The Devils came out inspired after having a lackluster performance Saturday in a 5-1 loss to the New York Islanders and totally dominated play, scoring the game's first goal and outshooting the Sens 17-9. It was the Devils' high period for shots on goal for the season.
The Devils wasted little time taking control of the game, and once again it was the team's fourth line that contributed.
Steve Bernier took a shot that Bishop stopped, but the rebound came out to the diminutive Gionta, who pushed it between Bishop's pads for his second goal of the season.
But that was it.
"We had a handful of quality scoring chances, but he (Bishop) made a few big saves," Devils head coach Peter DeBoer said. "We had the opportunities to get that second goal, but we let them hang around and you see what happens when you do that. They showed some resiliency and finally got one in the third."
The Devils suffered a big blow when Ryan Carter was sandwiched into the boards by Chris Neil and Dave Dziurzynski and went down hard, favoring his right shoulder.

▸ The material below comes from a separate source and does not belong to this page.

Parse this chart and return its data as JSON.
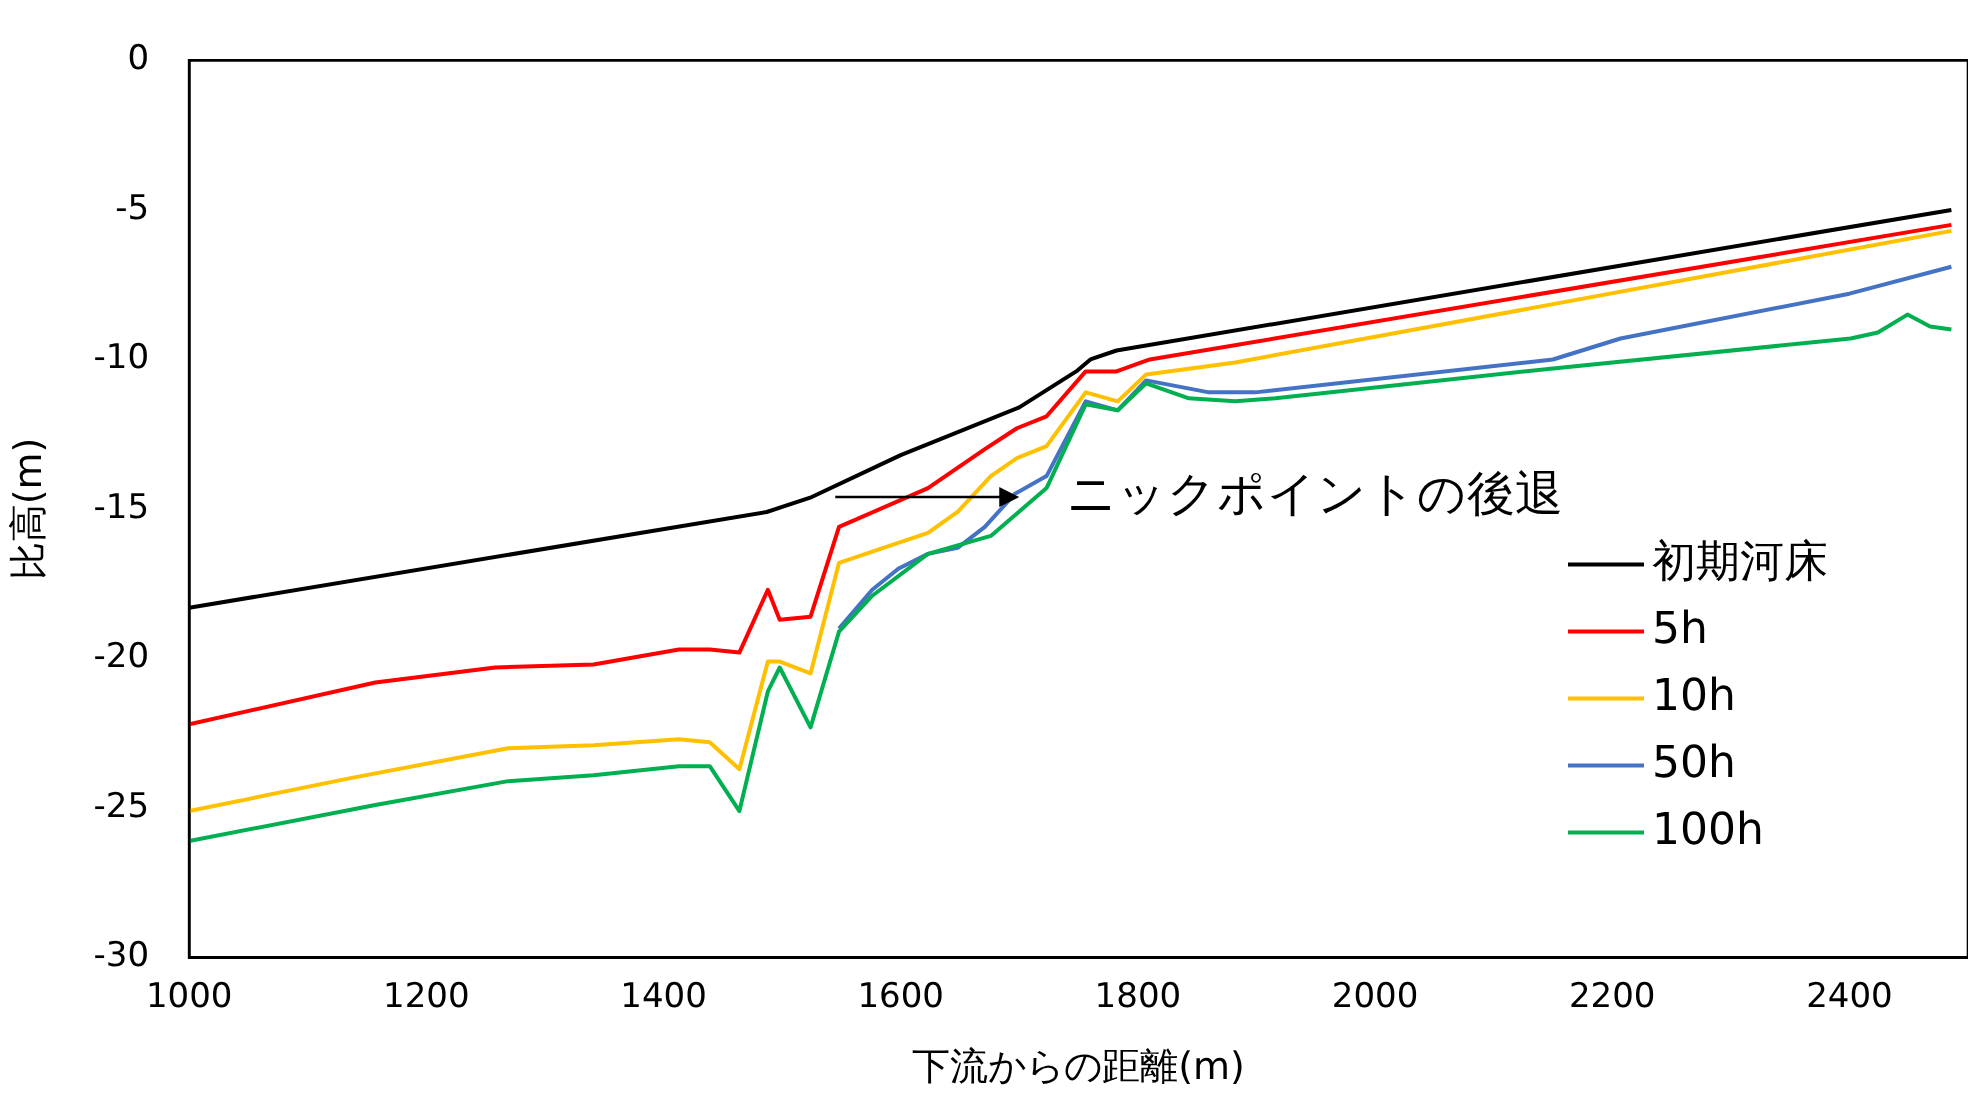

The Devils labeled Carter's injury as "an upper body injury" and he did not return.
"It hurts, because he's one of our better players," said DeBoer, who didn't know the extent of Carter's injury.
The Senators finally tied the game at 1-1, when 40-year-old captain Alfredsson lifted a backhand attempt over Brodeur with 11:48 left. It was the fourth goal of the season for Alfredsson and the 420th of his 17-year career. Silfverberg and Kyle Turris received assists on the play.
The game went into overtime with the Senators having a one-man advantage, 4-on-3, but the Senators managed just one shot by Alfredsson that was stopped by Brodeur.
Notes: Knowing that he lost Karlsson for the season, MacLean was less than cordial before the game. "We're a work ethic-based team and that never changes," he said. "That's what we're going to be. We're always going to play the same way." Karlsson had 19 goals and 59 assists for the Senators last season, earning the Norris Trophy as the NHL's top defenseman. ... DeBoer admitted his team has hit a bit of a lull. "We lost a little bit of that edge we had early on," he said. "We need to get that back." ... The Devils sent center Jacob Josefson to Albany of the AHL and recalled center Andrei Loktionov, who was acquired in a trade with the Los Angeles Kings Feb. 6 for a fifth-round draft pick. Josefson saw action in each of the previous 15 games, collecting just one assist. DeBoer said it was a move to attempt to keep the third and fourth lines as fresh as possible. ... Defenseman Mark Fayne, who made two giveaways Friday night in the win over the Philadelphia Flyers, was a healthy scratch for a second straight game for the Devils. ... Kovalchuk saw his six-game scoring streak come to an end.